The 500-foot-long drilling machine is a cross between a submarine and a huge mechanical worm with a 95-ton cutting wheel on the front. The machine was built in Germany to digest dry rock by sending it back through a crushing screw shaft in its belly, depositing the crushed rock on conveyers that take it to the surface.
The Kenny Construction Co., based in Illinois, and the Japanese-based Obayashi group designed Marsha based on specifications provided by the city....
Marsha was to be able to drill through and remove about 68 feet of dry rock a day, or about 40 feet a day if there was water. The steel cutters on the machine have to be replaced about every 500 feet.
But the unexpected amount of water in the ground forced it to remain closed. The pipes weren’t big enough to handle the slurry because large chunks of rock would make it through the grinder.
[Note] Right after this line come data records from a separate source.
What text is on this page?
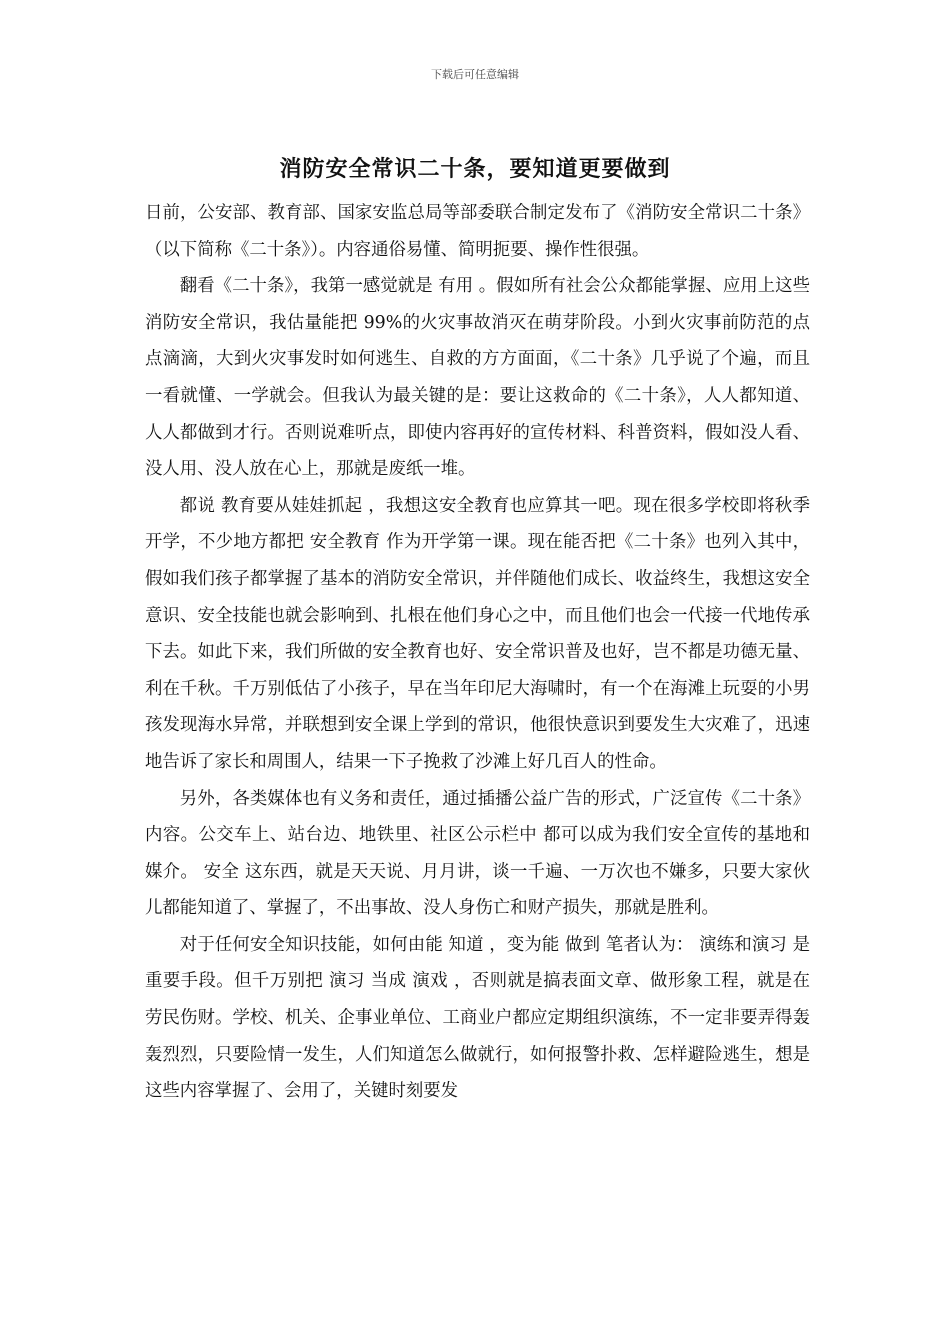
下载后可任意编辑
消防安全常识二十条，要知道更要做到

日前，公安部、教育部、国家安监总局等部委联合制定发布了《消防安全常识二十条》（以下简称《二十条》）。内容通俗易懂、简明扼要、操作性很强。

翻看《二十条》，我第一感觉就是 有用 。假如所有社会公众都能掌握、应用上这些消防安全常识，我估量能把 99%的火灾事故消灭在萌芽阶段。小到火灾事前防范的点点滴滴，大到火灾事发时如何逃生、自救的方方面面，《二十条》几乎说了个遍，而且一看就懂、一学就会。但我认为最关键的是：要让这救命的《二十条》，人人都知道、人人都做到才行。否则说难听点，即使内容再好的宣传材料、科普资料，假如没人看、没人用、没人放在心上，那就是废纸一堆。

都说 教育要从娃娃抓起 ，我想这安全教育也应算其一吧。现在很多学校即将秋季开学，不少地方都把 安全教育 作为开学第一课。现在能否把《二十条》也列入其中，假如我们孩子都掌握了基本的消防安全常识，并伴随他们成长、收益终生，我想这安全意识、安全技能也就会影响到、扎根在他们身心之中，而且他们也会一代接一代地传承下去。如此下来，我们所做的安全教育也好、安全常识普及也好，岂不都是功德无量、利在千秋。千万别低估了小孩子，早在当年印尼大海啸时，有一个在海滩上玩耍的小男孩发现海水异常，并联想到安全课上学到的常识，他很快意识到要发生大灾难了，迅速地告诉了家长和周围人，结果一下子挽救了沙滩上好几百人的性命。

另外，各类媒体也有义务和责任，通过插播公益广告的形式，广泛宣传《二十条》内容。公交车上、站台边、地铁里、社区公示栏中 都可以成为我们安全宣传的基地和媒介。 安全 这东西，就是天天说、月月讲，谈一千遍、一万次也不嫌多，只要大家伙儿都能知道了、掌握了，不出事故、没人身伤亡和财产损失，那就是胜利。

对于任何安全知识技能，如何由能 知道 ，变为能 做到 笔者认为： 演练和演习 是重要手段。但千万别把 演习 当成 演戏 ，否则就是搞表面文章、做形象工程，就是在劳民伤财。学校、机关、企事业单位、工商业户都应定期组织演练，不一定非要弄得轰轰烈烈，只要险情一发生，人们知道怎么做就行，如何报警扑救、怎样避险逃生，想是这些内容掌握了、会用了，关键时刻要发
For much of the past two years, Marsha has drilled about 25 feet per day.
At one point when the cutters needed to be replaced, the city had to hire expert divers for $1 million. The divers could work only for minutes at a time in the high-pressure underground water to replace the cutting wheels.
Davies said engineers then spent nearly a year reconfiguring Marsha with new, larger pipes and ripping out the conveyer system to add another large screw that would break down the rock even more.
Dax Blake, an engineer and the city’s sewers and drains administrator, said the city had drilled about 200 holes to test the ground before the project began.
“You never really know what’s that far underground, so all we could do was take those samples and calculate out what was down there,” he said.
 Wow, 200 test holes is a bunch.  I bet some engineer is feeling pretty bad about this project.